Like other Americans, Utahns like to keep a lot of distance between themselves and their garbage. Every week they put their leftovers and discards on the curb to be hauled away - out of sight, out of mind.

But, as we are becoming all too aware recently, our garbage is coming back to haunt us. America's landfills are filling up, and much of the stuff it's filling up with is not decomposing the way it should. What's worse, nearly 20 percent of it is material that could easily be recycled without even a trip to the neighborhood recycling bin.On average, Salt Lakers dump 2,100 tons of garbage and trash at the Salt Lake County Landfill every day, and nearly 400 tons of it is yard waste - grass clippings, leaves, pruned twigs, weeds. But those 400 tons - some 146,000 tons a year - could easily be converted into nutrient-rich compost instead of taking up valuable landfill space.

This year, the Salt Lake Valley Solid Waste Management Council is encouraging county residents to keep their yard waste at home and is now offering simple guidelines to composting grass and leaves. As the handout explains, compost is a valuable soil conditioner that can be used as potting soil for house-plants or in place of peat moss in the yard; it conserves moisture and reduces weeds; and, if the pile is turned regularly, it produces no odor.

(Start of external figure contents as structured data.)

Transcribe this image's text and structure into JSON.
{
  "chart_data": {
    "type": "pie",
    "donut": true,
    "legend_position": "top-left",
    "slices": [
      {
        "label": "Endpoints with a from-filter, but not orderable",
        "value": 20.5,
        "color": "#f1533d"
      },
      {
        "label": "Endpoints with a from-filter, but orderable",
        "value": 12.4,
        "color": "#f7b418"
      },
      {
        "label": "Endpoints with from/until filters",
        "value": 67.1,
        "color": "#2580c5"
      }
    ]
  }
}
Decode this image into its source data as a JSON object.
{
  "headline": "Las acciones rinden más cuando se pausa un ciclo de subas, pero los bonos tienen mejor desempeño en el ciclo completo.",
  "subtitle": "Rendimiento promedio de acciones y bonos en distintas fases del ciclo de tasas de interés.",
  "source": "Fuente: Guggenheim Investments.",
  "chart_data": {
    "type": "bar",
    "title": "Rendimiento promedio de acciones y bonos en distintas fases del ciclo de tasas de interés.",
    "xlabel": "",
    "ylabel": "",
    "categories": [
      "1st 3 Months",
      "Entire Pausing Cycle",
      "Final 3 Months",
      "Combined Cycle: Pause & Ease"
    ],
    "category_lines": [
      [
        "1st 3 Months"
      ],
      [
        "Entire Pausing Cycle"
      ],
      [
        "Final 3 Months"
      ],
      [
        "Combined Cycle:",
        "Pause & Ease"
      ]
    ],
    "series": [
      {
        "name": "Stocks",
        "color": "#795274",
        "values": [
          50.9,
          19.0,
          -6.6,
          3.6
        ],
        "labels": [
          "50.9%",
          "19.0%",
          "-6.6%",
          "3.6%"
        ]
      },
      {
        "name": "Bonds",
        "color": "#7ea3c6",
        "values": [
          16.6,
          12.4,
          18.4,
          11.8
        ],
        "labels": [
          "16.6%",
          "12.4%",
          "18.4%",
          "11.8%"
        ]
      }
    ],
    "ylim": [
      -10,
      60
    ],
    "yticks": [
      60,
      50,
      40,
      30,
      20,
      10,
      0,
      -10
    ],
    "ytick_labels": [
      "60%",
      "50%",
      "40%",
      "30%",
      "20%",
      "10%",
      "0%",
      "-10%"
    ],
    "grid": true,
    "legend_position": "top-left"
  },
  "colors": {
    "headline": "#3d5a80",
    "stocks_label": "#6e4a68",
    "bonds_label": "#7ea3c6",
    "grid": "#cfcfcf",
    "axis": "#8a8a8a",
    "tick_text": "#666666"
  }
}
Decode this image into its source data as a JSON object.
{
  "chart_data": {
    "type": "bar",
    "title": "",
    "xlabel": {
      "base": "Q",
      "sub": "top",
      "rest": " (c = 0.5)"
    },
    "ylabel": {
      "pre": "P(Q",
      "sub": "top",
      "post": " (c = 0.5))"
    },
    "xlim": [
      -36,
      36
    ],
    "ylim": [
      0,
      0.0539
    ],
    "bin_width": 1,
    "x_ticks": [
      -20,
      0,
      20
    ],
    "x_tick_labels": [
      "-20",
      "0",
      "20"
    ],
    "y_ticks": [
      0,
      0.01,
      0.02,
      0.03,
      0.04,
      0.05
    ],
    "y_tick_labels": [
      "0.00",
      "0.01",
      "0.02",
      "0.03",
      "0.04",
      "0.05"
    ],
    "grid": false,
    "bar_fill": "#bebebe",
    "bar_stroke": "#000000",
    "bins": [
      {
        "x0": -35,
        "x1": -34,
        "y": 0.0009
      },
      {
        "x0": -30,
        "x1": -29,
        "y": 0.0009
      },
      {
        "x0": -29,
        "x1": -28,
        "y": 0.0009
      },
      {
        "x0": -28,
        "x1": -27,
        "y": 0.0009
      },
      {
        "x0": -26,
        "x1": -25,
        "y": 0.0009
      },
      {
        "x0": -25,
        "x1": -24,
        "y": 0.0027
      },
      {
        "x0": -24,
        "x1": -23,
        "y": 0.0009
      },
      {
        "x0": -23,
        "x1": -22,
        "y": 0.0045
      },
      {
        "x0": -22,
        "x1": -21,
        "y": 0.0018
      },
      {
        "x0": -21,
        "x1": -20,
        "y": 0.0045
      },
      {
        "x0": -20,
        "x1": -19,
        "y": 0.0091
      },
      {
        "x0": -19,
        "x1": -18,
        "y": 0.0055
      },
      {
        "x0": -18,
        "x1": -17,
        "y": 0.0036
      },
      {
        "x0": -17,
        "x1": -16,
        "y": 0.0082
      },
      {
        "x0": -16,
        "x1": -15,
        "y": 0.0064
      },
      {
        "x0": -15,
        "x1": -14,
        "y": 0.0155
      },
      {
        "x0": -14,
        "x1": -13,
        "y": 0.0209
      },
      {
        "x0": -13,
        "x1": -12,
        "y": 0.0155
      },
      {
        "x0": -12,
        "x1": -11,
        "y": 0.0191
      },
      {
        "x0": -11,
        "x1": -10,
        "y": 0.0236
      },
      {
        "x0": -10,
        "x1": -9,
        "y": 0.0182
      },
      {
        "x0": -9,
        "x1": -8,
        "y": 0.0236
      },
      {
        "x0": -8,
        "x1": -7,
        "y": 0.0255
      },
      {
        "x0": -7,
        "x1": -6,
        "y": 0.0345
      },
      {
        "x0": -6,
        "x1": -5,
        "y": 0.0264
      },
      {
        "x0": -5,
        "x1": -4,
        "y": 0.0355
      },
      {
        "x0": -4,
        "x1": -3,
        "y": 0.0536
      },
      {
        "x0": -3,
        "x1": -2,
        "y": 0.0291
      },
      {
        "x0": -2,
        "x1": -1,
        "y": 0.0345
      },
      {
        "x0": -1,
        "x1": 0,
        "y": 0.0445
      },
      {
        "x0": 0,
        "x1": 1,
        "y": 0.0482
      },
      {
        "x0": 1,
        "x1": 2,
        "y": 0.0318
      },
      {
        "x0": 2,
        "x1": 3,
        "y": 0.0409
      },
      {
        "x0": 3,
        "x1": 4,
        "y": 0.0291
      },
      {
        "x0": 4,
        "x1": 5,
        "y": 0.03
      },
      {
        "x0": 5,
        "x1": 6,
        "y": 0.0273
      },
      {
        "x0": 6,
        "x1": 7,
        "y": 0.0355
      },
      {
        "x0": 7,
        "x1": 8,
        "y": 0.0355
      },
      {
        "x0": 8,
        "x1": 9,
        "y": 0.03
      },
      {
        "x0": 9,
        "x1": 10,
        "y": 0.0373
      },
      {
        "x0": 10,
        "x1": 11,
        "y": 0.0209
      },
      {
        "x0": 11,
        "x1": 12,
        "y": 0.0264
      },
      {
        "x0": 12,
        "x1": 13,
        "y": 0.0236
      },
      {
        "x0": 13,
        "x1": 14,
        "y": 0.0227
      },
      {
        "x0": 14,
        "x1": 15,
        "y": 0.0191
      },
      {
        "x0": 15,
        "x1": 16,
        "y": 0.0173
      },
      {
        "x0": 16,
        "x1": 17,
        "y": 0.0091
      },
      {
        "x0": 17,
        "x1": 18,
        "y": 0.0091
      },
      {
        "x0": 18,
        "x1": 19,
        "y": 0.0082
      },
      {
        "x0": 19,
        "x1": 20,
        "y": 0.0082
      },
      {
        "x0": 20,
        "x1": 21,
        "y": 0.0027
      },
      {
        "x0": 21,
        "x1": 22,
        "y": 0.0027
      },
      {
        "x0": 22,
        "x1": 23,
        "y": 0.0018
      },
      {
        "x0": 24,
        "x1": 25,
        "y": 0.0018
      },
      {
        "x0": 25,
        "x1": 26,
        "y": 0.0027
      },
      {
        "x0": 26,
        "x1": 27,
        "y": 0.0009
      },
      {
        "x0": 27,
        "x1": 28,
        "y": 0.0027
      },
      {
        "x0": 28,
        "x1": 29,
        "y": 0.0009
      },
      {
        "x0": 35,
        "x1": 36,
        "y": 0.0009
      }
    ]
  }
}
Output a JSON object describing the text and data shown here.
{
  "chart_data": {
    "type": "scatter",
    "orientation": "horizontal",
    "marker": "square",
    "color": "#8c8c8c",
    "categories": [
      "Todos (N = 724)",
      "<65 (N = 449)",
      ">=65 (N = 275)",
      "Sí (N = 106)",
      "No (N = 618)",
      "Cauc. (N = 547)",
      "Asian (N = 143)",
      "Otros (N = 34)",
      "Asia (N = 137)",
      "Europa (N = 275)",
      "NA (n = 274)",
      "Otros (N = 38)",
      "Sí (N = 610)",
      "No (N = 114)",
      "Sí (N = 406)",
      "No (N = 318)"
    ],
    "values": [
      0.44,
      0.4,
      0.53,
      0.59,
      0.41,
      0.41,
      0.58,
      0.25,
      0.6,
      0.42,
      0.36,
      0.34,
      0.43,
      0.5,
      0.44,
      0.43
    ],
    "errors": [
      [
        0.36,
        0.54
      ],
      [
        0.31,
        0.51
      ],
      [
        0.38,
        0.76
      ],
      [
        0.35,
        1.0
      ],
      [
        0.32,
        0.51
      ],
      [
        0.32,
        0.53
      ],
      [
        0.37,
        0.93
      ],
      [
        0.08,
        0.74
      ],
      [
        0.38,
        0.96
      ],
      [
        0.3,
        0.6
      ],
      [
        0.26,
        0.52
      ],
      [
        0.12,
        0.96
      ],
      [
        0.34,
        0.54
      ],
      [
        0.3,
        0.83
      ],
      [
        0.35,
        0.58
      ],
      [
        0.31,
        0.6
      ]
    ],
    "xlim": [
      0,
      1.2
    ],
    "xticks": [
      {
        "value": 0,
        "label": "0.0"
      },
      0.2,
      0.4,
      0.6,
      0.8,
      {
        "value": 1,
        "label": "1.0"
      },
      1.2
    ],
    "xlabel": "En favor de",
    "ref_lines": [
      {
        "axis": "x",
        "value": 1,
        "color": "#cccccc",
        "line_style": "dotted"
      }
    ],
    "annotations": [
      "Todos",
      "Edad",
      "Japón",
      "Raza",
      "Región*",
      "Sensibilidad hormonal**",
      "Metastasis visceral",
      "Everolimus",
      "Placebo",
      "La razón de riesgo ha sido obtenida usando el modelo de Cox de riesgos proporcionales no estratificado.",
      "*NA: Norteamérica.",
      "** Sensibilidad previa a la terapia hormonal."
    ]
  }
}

For those residents who can't or don't want to compost in their backyards, the landfill has recently constructed its own giant compost pile.

County residents can now dump their autumn leves, knowing that the leaves will be composted and either used in the landfill's soil regeneration program, or eventually made available for county gardeners to take back home.

Salt Lake residents can have their specially bagged leaves picked up by city garbage crews and hauled off to the landfill compost pile.

More than 30 states now ban or limit the disposal of yard waste. Utah is not yet one of them. For now, at least, municipalities are relying on the volunteer composting efforts of individual citizens.

Bowing to the threat of air pollution, we've all gotten used to the idea that autumn is no longer spiced with the smell of burning leaves. Now it's time for another dose of reality: Leaves, and other yard waste, don't just magically disappear. Garbage is garbage, and we're responsible for it.